True Blue(Jay) Cinema: Nirvanna the Band the Show the Movie Film Review
Matt Johnson and Jay McCarrol in Nirvanna the Band the Show the Movie.
There are many reasons to go to film festivals: to support the local film industry, to support great arts organizations like the Calgary International Film Festival (CIFF), and also to support independent film as a whole. Another great reason to see a film at a film festival is you will not find a more captivated and rapt audience for a film than in this environment. People are excited to see films, people feeling privileged to see films they have been anticipating months in advance of when they could otherwise see it once it hits wider release. There’s no one on their phone playing Candy Crush at film festival screenings, like you might see at a typical multiplex throughout the year. It’s about the communal experience of finding like-minded film fans that you often don’t get to experience outside of the context of a film festival like CIFF.
This feeling of a communal experience was felt most deeply during the Alberta premiere of Nirvanna the Band the Show the Movie on Saturday night. I overheard people in line making small talk with each other, asking each other if they are fans of Matt Johnson and Jay McCarrol’s cult 2010s Canadian comedy series, and then once they found out they were, started quoting lines with each other. When asked before the screening to see who was familiar with the series going into that night’s screening of the film, 90% of the audience raised their hand. This was a show that aired on the long-defunct Viceland cable channel and is mostly hard to find now! This was a crowd who burst out into applause when the title card for the film appeared on screen. For a night in Calgary, Nirvanna the Band the Show felt as big of a Star Wars film (and an actual Star Wars film at that, not one of the many diluted spin-offs). For many of the people in attendance, they have been the person hipping their friends to the series, or getting blank looks when they talk about the show, and now finally, they found an entire sold out Globe Cinema full of fans to revel with.
The film, with Matt Johnson and Jay McCarrol as “themselves” on their never-ending quest to get their band to play a show at The Rivoli (the Toronto music venue, which was hugely important in the ’80s and ’90s, but is basically just a bar in the present day, adding to the humour of it), is given the feature film treatment here. The hallmarks of the series are present: the blending of reality and fiction, the use of real people and snuck footage in real settings, the increasingly desperate plans written on white boards, the fact that Matt and Jay still haven’t written a song for their quasi-band despite being driven to play The Rivoli. The film introduces the concept of time travel, as we go back to the beginnings of Nirvanna the Band the Show, when “The Show” was a web series in 2008. I don’t want to spoil how it happens, but Matt and Jay find a way back to 2008, and the way Matt Johnson clues into realizing they are back in 2008, as he is attending a sneak preview screening of The Hangover… I don’t want to spoil the joke, but it’s such a brilliant spin on the time travel movie trope of the protagonist realizing he traveled back in time, using the retrograde culture of 2008 as a clue.

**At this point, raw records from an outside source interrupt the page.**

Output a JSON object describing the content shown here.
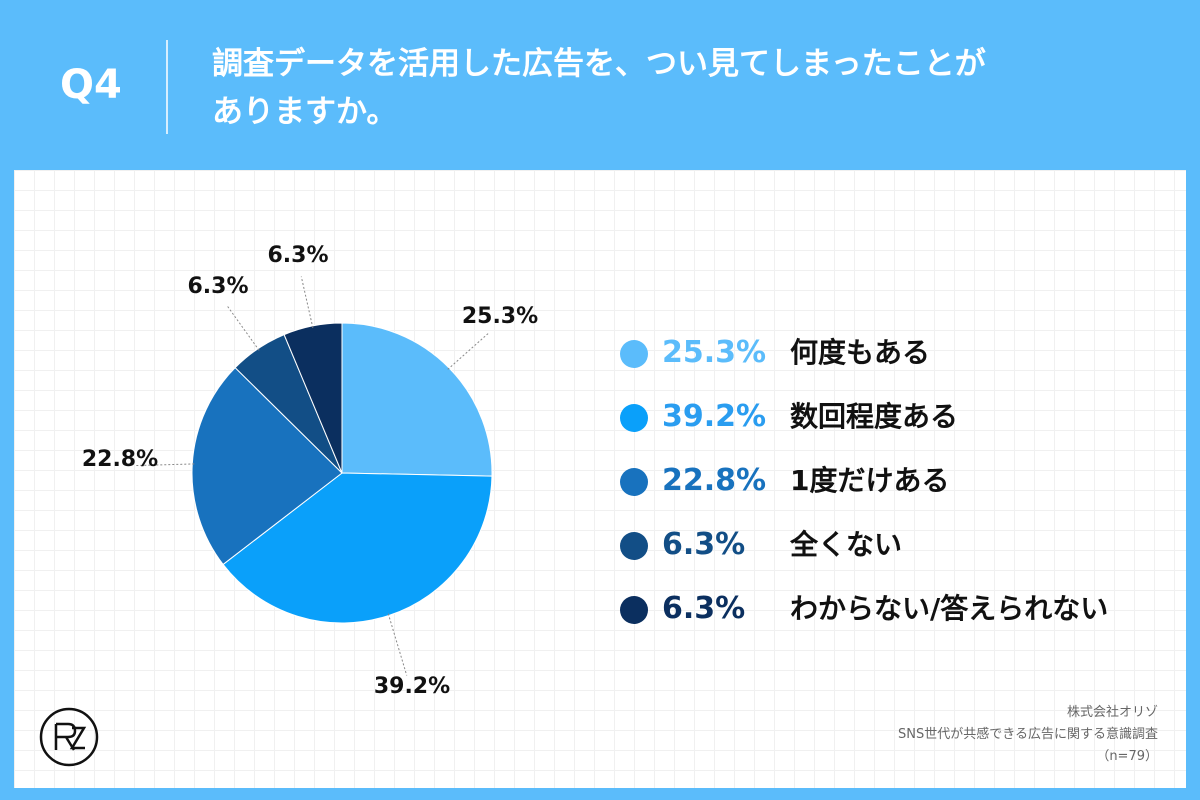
{
  "header": {
    "question_label": "Q4",
    "question_line1": "調査データを活用した広告を、つい見てしまったことが",
    "question_line2": "ありますか。"
  },
  "chart_data": {
    "type": "pie",
    "slices": [
      {
        "label": "何度もある",
        "value": 25.3,
        "display": "25.3%",
        "color": "#5bbcfb"
      },
      {
        "label": "数回程度ある",
        "value": 39.2,
        "display": "39.2%",
        "color": "#0aa0fa"
      },
      {
        "label": "1度だけある",
        "value": 22.8,
        "display": "22.8%",
        "color": "#1872be"
      },
      {
        "label": "全くない",
        "value": 6.3,
        "display": "6.3%",
        "color": "#124e86"
      },
      {
        "label": "わからない/答えられない",
        "value": 6.3,
        "display": "6.3%",
        "color": "#0b2f5f"
      }
    ],
    "legend_placement": "right"
  },
  "legend": [
    {
      "value": "25.3%",
      "label": "何度もある",
      "color": "#5bbcfb",
      "text_color": "#5bbcfb"
    },
    {
      "value": "39.2%",
      "label": "数回程度ある",
      "color": "#0aa0fa",
      "text_color": "#2a9df0"
    },
    {
      "value": "22.8%",
      "label": "1度だけある",
      "color": "#1872be",
      "text_color": "#1872be"
    },
    {
      "value": "6.3%",
      "label": "全くない",
      "color": "#124e86",
      "text_color": "#124e86"
    },
    {
      "value": "6.3%",
      "label": "わからない/答えられない",
      "color": "#0b2f5f",
      "text_color": "#0b2f5f"
    }
  ],
  "footer": {
    "company": "株式会社オリゾ",
    "survey": "SNS世代が共感できる広告に関する意識調査",
    "sample": "（n=79）"
  },
  "logo": {
    "name": "orizo-logo"
  }
}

I have referenced the Nirvanna the Band The Show fandom in this review, and how stoked the fans of the series were to see their heroes on the big screen, but I want to stress that you do not need to watch the series to get enjoyment out of the film. This was illustrated when a visiting filmmaker from another country, who was at the CIFF screening on Saturday who primarily makes dramas, who had zero knowledge of anything about the series going in, raved about how much he loved it. At its core, underneath the movie references and N64 game playing, Nirvanna The Band the Show is a series about friendship, and the movie is the best version of it yet. The film delivers on its mix of amazing comedy set pieces (rolling laughs that brought me to the days of seeing 2000s comedies on opening night in theaters), ’80s Amblin movie wonder, and genuine heart. You can't believe they got away with getting this film made with Telefilm, just like you can't believe they got away with many of the snuck-footage-in-real-settings moments in the film.
The film will get a wider release in Canada early next year, but I strongly urge you to see the Friday screening as part of CIFF, if it’s anything like Saturday’s screening, it will be among the most memorable and positive screenings you attend all year. Every film festival it plays draws rave reactions, including winning the Midnight Madness award at TIFF earlier this month. This film is proudly Canadian, not stopping to break down the references to certain Canadian public figures, it’s a film that lives and breathes Toronto, taking the mantle from Scott Pilgrim vs. the World (and with all due respect to Edgar Wright, Matt Johnson is born and raised in Toronto, so it’s a true blue(jay) Toronto film!). I appreciate Matt Johnson making Canadian films without being corny, films that cross over to worldwide comedy and film nerds and I can't wait to see what Matt Johnson and the Zapruder Films team makes next (which includes fellow CIFF stand-out, Chandler Levack’s Mile End Kicks, which Johnson and Zapruder Films produced).
Nirvanna the Band the Show the Movie has a second screening at the Calgary International Film Festival on September 26. Tickets are available at www.ciffcalgary.ca. Nirvanna the Band the Show the Movie will be heading to the Vancouver International Film Festival in October.